We cannot create variable or function names in macros out of thin air (sadly, because that would be extremely useful), so we instead do recursive macros calls, consuming arguments one after another.
In [$($transformed_args:ident),*], [$first_ident:ident $(, $other_idents:ident)*], $first_arg:expr $(, $other_args:expr)*,
transformed_args accumulates the idents (variable names) in which we stored the data.

[$first_ident:ident $(, $other_idents:ident)*] is matching on the list that started as [a,b,c,d,e,f,g,h,i,j,k,l,m,n,o,p,q,r,s,t,u,v], to get the first one in that list (storing it in $first_ident), and using it as variable names. As you might have guessed, that means I won't be able to use a log line with more than 21 arguments.

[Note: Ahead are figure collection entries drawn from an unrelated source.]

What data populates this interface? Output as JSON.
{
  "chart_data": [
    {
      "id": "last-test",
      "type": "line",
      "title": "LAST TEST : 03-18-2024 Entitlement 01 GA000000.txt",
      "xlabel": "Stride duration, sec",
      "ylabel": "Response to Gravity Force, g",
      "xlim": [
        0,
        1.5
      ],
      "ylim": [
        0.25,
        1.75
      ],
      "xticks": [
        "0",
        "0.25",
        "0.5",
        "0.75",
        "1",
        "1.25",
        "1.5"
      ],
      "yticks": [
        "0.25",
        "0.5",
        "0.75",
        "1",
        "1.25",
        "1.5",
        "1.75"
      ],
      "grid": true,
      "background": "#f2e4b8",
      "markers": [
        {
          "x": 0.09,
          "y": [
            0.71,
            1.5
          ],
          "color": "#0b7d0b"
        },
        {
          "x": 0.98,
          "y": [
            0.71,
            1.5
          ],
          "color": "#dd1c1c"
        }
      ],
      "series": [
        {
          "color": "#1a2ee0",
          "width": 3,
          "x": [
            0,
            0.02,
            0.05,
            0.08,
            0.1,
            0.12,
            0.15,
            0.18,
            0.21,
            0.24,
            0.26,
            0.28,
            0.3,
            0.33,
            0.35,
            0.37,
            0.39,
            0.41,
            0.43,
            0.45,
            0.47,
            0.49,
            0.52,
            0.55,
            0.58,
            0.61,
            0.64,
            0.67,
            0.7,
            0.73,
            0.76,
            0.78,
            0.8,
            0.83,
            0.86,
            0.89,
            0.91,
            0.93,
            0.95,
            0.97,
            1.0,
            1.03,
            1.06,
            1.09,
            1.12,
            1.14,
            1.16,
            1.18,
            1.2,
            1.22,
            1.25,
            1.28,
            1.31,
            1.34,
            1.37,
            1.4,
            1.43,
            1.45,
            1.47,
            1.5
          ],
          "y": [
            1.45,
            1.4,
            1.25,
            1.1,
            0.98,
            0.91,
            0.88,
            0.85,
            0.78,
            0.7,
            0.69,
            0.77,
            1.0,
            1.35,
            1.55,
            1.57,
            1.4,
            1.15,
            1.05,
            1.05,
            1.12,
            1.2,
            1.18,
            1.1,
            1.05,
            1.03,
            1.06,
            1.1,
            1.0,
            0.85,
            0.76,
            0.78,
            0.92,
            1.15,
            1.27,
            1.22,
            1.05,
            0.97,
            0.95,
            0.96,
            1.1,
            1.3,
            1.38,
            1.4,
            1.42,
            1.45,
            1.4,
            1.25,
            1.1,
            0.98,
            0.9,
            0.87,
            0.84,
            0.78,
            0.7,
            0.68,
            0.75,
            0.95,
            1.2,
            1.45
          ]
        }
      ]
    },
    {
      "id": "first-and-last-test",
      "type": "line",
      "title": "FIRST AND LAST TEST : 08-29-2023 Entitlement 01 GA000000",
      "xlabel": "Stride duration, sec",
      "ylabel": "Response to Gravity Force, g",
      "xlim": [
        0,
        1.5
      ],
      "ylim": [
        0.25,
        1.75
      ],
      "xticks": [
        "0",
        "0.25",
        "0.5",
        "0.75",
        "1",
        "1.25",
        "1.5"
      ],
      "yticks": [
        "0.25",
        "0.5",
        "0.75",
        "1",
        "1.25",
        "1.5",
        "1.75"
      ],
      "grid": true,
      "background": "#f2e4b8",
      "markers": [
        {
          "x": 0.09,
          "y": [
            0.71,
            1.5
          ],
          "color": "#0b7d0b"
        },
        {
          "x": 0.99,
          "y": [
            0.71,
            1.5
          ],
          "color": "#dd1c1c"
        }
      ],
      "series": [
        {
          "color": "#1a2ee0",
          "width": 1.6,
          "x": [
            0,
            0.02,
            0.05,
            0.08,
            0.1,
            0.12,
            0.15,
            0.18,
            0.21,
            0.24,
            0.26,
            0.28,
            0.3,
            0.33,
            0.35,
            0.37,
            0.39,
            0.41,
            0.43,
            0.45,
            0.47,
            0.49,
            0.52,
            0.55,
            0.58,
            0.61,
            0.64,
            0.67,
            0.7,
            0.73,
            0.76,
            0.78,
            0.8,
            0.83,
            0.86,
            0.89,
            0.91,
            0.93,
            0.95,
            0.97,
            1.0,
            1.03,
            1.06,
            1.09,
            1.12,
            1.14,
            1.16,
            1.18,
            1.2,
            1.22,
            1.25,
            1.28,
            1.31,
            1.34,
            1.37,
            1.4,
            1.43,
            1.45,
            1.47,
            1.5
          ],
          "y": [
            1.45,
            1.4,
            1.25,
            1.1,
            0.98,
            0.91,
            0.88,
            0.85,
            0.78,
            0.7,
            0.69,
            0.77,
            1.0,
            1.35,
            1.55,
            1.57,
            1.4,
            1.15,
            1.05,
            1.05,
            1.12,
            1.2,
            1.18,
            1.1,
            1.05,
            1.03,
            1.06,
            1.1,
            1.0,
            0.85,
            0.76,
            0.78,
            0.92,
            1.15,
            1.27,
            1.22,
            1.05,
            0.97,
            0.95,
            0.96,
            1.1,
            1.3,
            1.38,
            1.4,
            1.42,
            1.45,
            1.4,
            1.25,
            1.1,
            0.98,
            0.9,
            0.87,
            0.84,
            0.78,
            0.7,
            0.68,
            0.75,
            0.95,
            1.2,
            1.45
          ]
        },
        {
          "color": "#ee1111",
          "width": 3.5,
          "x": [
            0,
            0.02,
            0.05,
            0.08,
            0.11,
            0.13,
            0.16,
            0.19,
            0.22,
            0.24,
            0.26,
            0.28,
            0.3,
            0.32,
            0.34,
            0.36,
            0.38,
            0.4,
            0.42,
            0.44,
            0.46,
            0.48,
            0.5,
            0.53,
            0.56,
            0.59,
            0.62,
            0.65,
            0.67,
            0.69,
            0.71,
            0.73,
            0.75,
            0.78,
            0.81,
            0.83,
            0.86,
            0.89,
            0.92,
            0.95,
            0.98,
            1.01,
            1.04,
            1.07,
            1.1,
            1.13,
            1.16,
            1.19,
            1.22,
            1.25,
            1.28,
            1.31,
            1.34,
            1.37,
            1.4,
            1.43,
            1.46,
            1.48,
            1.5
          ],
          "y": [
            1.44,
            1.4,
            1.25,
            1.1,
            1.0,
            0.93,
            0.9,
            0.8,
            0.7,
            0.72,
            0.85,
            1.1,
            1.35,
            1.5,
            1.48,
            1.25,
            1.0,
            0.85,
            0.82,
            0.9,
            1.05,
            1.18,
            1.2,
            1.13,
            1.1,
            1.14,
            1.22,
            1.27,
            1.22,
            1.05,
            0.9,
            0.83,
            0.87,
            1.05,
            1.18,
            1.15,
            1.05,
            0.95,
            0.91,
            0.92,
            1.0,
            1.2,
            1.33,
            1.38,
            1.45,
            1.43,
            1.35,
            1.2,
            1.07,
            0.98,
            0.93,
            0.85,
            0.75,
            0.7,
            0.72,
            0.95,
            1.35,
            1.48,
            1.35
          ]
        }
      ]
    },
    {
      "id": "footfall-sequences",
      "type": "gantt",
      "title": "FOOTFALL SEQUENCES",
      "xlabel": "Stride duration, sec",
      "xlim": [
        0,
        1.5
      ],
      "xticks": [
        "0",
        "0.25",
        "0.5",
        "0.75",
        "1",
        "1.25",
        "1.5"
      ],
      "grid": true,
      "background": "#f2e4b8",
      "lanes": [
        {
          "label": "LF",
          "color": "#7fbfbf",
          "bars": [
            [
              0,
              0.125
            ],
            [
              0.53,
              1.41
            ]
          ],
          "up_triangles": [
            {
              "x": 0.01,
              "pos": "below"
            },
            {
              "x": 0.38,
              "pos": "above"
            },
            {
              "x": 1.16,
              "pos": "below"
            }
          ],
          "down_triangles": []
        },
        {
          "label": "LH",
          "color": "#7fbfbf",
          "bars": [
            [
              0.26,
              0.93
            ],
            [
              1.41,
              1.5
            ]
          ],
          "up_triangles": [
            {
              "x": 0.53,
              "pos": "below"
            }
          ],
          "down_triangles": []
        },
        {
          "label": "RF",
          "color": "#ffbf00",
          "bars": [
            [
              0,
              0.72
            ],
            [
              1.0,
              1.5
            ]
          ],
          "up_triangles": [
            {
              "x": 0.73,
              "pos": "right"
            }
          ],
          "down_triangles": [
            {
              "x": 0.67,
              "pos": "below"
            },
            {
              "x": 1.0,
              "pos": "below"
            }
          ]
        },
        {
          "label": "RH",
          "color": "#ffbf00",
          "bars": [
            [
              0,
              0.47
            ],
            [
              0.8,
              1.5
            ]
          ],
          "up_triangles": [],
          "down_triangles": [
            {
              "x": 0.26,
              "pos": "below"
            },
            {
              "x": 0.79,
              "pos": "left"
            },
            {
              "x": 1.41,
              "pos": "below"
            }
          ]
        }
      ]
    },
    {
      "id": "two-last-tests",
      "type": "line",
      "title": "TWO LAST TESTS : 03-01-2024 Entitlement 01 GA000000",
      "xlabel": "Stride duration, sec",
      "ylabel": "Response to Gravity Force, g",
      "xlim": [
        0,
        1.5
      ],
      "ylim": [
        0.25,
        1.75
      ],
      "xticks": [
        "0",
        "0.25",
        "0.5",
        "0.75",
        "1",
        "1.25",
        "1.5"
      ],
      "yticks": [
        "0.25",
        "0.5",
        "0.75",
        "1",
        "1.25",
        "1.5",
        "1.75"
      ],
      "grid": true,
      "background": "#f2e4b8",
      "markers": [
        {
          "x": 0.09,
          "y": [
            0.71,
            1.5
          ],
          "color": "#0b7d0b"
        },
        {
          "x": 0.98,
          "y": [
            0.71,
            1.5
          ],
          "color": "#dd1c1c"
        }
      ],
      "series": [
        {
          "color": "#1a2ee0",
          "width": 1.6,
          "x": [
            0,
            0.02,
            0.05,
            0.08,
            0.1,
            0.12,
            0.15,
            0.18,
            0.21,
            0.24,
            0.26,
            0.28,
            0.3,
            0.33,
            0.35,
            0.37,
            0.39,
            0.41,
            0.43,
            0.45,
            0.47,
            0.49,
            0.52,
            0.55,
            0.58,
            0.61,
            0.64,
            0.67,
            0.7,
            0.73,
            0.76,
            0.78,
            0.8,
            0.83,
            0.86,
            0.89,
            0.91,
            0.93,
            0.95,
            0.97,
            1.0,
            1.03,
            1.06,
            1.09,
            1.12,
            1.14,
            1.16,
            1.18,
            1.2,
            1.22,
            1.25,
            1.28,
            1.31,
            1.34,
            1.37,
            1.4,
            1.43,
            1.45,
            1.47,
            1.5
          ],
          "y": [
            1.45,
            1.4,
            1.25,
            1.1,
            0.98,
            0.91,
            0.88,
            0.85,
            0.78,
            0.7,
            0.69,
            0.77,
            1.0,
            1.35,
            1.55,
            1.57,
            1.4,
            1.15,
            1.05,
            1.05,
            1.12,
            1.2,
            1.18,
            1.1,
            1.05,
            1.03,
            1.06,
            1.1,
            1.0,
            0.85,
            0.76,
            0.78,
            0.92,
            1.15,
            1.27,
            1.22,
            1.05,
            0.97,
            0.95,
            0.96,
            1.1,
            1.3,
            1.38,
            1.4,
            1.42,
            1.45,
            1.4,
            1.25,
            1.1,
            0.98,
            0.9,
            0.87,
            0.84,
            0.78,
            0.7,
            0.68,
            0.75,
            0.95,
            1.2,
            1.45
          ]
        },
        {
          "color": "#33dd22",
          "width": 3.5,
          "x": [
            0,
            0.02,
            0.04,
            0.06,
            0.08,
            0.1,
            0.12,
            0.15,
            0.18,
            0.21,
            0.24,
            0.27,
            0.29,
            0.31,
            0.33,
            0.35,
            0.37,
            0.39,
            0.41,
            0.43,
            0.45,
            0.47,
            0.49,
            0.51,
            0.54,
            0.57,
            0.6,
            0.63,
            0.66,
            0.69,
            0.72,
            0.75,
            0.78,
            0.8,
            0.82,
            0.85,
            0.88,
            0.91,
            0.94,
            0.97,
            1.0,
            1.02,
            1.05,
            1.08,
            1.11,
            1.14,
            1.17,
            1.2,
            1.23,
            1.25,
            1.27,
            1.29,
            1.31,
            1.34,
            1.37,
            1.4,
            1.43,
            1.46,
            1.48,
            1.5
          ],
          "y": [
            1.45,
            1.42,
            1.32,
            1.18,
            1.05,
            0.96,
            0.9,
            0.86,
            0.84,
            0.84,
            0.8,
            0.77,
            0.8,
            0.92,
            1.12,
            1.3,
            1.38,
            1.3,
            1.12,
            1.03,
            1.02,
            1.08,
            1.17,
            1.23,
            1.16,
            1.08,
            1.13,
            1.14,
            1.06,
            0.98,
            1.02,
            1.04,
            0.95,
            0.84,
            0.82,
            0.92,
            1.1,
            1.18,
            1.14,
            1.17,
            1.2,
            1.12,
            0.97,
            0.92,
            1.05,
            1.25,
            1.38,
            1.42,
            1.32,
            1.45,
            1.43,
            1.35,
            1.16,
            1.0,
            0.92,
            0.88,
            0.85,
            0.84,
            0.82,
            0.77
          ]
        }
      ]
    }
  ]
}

That's a limitation I can live with.

The $first_arg:expr $(, $other_args:expr)* part matches on the log call's arguments, and gets the first in the list as $first_arg. We then use those in the line let $first_ident = &amp;$first_arg; and recursively call log!, adding the variable name $first_ident to the list of transformed arguments, and the rest of the variable names list and the log call's arguments:

[code lang=text]
log!(__inner__ $format, [$($transformed_args,)* $first_ident], [$($other_idents),*] $(, $other_args)*);
[/code]

Once all of the logger's arguments are consumed, we can call format_args on the list of $transformed_args:

[code lang=text]
(__inner__ $format:expr, [$($transformed_args:ident),*], [$($idents:ident),*]) => ({
LOGGER.with(move |l| {
//let mut logger = *l.borrow_mut();
l.borrow_mut().log(
format_args!(
concat!("\t{}\t", $format, '\n'),
"a" $(, $transformed_args)*));
});
});
});
[/code]

and it works!

So, that last part may not be completely relevant to your logger implementation, but I thought
it was quite cool :)

Despite my issues with the log crate, it's quite useful and supported by a lot of libraries. It is currently getting a lot better as part of the libz blitz. I'd also encourage you to check out slog. I haven't felt the need to integrate it in sozu yet, but it can be interesting for new projects, as it comes with an ecosystem of composable libraries to extend it.